Self-assembled monolayers of supramolecular compounds for chemical sensors

We have studied the application of self-assembled resorcin[4]arene monolayers as chemically sensitive coating of quartz microalance sensors. Resorcin[4]arenes are typical supramolecular compounds with a molecular cavity formed by an aromatic ring system. The latter provides lipophilic binding sites and acts therefore as a molecular recognition structure for organic molecules. Reosrcinarenes are of particular interest for the selective detection of organic molecules in the gas and liquid phase. A high level of molecular order can be achieved by using modified cage compounds: dialkylsulfide-substituted resorcin[4]arene derivatives (with 4 aromatic rings) form well-ordered monolayers at Au surfaces by a self-assembling process which occurs spontaneously in ethanol/chloroform solutions of thes resorcin[4]arene derivatives.

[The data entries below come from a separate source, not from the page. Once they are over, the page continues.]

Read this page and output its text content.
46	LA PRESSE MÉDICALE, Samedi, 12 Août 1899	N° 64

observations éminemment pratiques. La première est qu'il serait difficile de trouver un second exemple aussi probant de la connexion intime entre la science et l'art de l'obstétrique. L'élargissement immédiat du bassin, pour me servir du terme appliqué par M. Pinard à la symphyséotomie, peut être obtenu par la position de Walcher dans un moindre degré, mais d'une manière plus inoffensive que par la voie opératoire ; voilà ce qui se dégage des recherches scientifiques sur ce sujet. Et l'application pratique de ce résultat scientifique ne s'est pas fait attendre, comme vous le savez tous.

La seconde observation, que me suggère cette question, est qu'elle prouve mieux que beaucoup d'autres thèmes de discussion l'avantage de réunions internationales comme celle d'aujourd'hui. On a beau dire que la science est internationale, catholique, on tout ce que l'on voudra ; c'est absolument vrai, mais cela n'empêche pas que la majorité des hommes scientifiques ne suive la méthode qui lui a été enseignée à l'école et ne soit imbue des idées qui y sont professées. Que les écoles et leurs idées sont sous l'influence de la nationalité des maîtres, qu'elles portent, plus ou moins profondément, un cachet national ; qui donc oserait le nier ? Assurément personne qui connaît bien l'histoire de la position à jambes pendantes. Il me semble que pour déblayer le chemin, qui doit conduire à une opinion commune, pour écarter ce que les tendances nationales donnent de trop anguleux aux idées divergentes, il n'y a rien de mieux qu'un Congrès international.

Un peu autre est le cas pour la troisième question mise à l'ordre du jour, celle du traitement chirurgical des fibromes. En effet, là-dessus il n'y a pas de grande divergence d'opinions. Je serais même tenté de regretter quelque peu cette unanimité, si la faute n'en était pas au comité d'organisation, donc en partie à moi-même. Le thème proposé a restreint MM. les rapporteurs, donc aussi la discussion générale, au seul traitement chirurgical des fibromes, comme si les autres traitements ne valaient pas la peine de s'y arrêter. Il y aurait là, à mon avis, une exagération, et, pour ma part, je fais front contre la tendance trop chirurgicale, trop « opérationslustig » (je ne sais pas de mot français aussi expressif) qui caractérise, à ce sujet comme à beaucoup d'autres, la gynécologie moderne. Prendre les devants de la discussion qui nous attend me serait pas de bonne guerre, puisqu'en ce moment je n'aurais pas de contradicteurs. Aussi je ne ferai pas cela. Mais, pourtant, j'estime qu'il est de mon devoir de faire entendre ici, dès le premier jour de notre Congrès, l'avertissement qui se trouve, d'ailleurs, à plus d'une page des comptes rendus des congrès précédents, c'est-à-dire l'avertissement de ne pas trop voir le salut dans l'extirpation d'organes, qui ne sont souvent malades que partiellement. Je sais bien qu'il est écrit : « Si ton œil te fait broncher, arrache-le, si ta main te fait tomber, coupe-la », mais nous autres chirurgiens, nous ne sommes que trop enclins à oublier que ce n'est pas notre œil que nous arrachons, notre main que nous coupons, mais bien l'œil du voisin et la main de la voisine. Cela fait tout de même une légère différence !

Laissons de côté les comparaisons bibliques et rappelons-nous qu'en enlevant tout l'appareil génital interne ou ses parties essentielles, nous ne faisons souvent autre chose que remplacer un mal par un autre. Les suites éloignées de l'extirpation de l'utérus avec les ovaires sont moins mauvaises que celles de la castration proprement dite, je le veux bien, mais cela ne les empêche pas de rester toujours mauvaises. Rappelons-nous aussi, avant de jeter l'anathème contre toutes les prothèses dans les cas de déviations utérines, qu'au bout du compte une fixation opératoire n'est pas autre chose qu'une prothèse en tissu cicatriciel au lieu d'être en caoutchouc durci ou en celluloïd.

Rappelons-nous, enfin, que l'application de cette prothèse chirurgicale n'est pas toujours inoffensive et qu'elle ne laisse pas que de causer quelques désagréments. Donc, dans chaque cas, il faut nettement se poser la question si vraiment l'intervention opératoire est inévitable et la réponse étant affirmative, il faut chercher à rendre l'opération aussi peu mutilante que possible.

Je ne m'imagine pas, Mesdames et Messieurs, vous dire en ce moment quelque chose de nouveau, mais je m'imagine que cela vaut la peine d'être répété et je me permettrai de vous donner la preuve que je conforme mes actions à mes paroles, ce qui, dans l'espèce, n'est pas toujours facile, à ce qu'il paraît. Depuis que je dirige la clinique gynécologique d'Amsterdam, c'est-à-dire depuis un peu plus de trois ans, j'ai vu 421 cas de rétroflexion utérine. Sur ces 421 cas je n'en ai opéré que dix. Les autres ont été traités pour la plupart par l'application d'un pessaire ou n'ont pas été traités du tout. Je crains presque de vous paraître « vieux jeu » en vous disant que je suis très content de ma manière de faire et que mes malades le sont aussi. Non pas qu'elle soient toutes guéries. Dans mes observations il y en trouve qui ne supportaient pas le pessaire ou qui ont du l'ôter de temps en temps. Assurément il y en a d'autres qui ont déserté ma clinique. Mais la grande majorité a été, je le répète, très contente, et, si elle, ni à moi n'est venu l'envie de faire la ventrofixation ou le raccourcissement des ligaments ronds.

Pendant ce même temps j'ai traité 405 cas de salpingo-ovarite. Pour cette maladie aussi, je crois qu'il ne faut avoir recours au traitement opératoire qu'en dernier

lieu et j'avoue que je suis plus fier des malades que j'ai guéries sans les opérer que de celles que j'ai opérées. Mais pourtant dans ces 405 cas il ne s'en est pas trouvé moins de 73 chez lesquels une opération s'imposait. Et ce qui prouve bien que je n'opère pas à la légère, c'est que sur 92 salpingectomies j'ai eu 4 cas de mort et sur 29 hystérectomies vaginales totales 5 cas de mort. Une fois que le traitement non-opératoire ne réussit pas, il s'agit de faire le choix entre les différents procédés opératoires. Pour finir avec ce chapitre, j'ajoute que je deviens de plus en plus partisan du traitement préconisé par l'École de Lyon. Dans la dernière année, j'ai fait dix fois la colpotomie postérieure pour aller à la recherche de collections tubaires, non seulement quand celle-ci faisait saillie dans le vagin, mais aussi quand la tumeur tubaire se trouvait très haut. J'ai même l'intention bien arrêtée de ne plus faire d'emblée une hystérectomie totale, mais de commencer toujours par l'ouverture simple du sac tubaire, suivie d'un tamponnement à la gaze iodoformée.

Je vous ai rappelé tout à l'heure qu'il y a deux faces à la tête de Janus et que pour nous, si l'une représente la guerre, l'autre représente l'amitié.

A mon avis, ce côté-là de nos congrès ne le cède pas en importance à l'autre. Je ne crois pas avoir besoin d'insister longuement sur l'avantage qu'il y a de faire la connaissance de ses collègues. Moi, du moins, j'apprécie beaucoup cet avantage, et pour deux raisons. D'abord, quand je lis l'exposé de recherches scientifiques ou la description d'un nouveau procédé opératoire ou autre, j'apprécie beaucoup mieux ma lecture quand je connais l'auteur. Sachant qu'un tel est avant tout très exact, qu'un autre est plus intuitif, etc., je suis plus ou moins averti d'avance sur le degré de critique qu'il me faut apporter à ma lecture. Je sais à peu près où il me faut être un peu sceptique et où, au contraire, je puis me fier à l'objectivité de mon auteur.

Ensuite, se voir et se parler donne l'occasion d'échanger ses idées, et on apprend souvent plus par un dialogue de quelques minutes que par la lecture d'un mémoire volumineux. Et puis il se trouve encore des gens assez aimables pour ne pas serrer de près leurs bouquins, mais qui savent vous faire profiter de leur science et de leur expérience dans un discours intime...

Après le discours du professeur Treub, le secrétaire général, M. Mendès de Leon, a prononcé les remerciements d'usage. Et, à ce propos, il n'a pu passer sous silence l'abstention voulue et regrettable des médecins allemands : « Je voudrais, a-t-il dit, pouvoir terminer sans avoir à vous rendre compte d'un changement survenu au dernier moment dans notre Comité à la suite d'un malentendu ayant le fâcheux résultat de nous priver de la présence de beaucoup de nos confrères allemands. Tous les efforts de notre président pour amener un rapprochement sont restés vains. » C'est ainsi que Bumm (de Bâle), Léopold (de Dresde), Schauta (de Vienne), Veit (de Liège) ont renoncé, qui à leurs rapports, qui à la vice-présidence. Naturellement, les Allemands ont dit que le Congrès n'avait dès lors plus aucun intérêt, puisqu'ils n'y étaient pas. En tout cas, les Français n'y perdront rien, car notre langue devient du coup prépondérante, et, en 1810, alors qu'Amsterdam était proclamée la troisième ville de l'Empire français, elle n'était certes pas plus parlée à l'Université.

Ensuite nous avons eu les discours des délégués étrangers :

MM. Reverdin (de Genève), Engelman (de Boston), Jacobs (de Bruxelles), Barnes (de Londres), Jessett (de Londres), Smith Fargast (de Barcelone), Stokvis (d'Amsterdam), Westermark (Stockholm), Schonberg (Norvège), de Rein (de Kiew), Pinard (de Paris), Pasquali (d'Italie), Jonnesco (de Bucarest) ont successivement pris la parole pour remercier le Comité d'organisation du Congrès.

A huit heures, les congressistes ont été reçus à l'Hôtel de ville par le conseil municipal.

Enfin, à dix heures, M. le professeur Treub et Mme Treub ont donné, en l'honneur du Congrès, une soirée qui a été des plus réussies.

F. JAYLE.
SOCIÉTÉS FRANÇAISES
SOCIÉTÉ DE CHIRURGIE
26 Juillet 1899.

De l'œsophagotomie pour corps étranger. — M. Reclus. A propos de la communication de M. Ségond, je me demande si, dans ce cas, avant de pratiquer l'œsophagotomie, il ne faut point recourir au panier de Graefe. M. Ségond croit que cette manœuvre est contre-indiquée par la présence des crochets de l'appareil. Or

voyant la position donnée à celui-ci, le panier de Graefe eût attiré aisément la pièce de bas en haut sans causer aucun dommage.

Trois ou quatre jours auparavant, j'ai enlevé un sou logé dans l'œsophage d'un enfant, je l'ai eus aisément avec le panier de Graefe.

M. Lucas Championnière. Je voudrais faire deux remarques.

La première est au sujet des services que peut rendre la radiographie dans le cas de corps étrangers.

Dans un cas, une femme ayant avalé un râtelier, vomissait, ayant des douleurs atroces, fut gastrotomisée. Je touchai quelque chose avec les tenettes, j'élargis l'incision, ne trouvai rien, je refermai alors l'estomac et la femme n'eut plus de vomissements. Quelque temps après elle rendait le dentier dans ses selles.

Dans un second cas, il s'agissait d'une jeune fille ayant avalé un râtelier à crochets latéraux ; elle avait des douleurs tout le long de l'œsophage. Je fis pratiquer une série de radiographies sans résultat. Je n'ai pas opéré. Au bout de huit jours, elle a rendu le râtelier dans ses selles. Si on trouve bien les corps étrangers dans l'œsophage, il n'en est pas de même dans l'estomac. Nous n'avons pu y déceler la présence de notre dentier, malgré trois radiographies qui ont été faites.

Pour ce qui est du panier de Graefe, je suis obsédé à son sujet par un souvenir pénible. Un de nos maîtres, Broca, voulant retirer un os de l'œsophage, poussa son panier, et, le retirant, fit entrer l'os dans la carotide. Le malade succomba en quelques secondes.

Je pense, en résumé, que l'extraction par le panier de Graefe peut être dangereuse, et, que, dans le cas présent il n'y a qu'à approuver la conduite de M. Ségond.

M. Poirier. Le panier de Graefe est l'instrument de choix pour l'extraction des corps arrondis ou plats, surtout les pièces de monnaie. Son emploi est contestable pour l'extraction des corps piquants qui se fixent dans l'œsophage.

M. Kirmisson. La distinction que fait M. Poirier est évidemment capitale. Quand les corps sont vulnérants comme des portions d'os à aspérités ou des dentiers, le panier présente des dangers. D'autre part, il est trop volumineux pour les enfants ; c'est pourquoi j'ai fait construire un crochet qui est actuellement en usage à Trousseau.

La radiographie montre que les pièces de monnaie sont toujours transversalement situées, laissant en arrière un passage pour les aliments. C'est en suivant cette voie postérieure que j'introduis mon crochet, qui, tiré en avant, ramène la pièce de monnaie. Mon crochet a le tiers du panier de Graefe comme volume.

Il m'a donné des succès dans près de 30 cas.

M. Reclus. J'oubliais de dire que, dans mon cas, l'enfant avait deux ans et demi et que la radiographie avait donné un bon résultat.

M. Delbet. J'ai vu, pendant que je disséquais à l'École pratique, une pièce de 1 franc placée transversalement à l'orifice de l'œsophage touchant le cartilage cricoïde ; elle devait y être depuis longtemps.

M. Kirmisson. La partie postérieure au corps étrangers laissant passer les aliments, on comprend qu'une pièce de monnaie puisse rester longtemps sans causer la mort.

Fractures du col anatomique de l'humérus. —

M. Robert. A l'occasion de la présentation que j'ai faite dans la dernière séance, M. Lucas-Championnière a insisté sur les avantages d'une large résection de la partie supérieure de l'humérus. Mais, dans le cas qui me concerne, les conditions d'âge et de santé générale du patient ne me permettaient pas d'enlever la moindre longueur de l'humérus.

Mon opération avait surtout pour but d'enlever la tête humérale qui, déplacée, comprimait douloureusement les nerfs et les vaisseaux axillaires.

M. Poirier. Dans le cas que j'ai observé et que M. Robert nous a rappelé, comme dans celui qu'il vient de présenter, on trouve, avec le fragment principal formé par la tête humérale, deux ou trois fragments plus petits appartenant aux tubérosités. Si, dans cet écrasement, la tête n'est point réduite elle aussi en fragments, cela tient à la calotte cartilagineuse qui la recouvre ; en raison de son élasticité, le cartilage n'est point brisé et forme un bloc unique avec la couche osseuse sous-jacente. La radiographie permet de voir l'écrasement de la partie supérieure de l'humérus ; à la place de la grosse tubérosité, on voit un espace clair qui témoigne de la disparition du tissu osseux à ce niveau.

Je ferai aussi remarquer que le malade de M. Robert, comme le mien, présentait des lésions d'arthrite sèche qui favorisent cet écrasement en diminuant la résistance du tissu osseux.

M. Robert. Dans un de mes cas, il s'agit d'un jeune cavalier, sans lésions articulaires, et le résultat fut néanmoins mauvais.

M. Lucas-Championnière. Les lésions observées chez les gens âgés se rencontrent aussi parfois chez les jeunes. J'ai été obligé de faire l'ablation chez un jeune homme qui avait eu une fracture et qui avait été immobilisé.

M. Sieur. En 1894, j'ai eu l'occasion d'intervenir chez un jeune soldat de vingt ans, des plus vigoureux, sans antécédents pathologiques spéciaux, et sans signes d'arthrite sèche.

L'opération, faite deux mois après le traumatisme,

The driving force is the formation of very stable AuS bonds and the van der Waals interaction between the alkyl chains. We present results on the structure of resorcin[4]arene monolayers and their interactions with organic molecules. These results were obtained from angle-resolved X-ray photoelectron spectroscopy (AR-XPS) and thermal desorption spectroscopy (TDS). The latter techniques makes it possible to determine binding energies of the molecule/resorcin[4]arene ‘key-lock’ interaction. The binding energies are then compared with mass changes Δm which are obtained from quartz microbalance oscillators with their Au electrodes coated with resorcin[4]arene monolayers. We tested different organic molecules in the gas and liquid phase such as tetrachloroethane (C2Cl4), Trichloroethylene (HClCCCl2), tetrachloromethane (CCl4), chloroform (CHCl3) and toluene (H3C-C6H5). By far the most pronounced sensor response and hence highest selectivity was observed to tetrachloroethene (C2Cl4).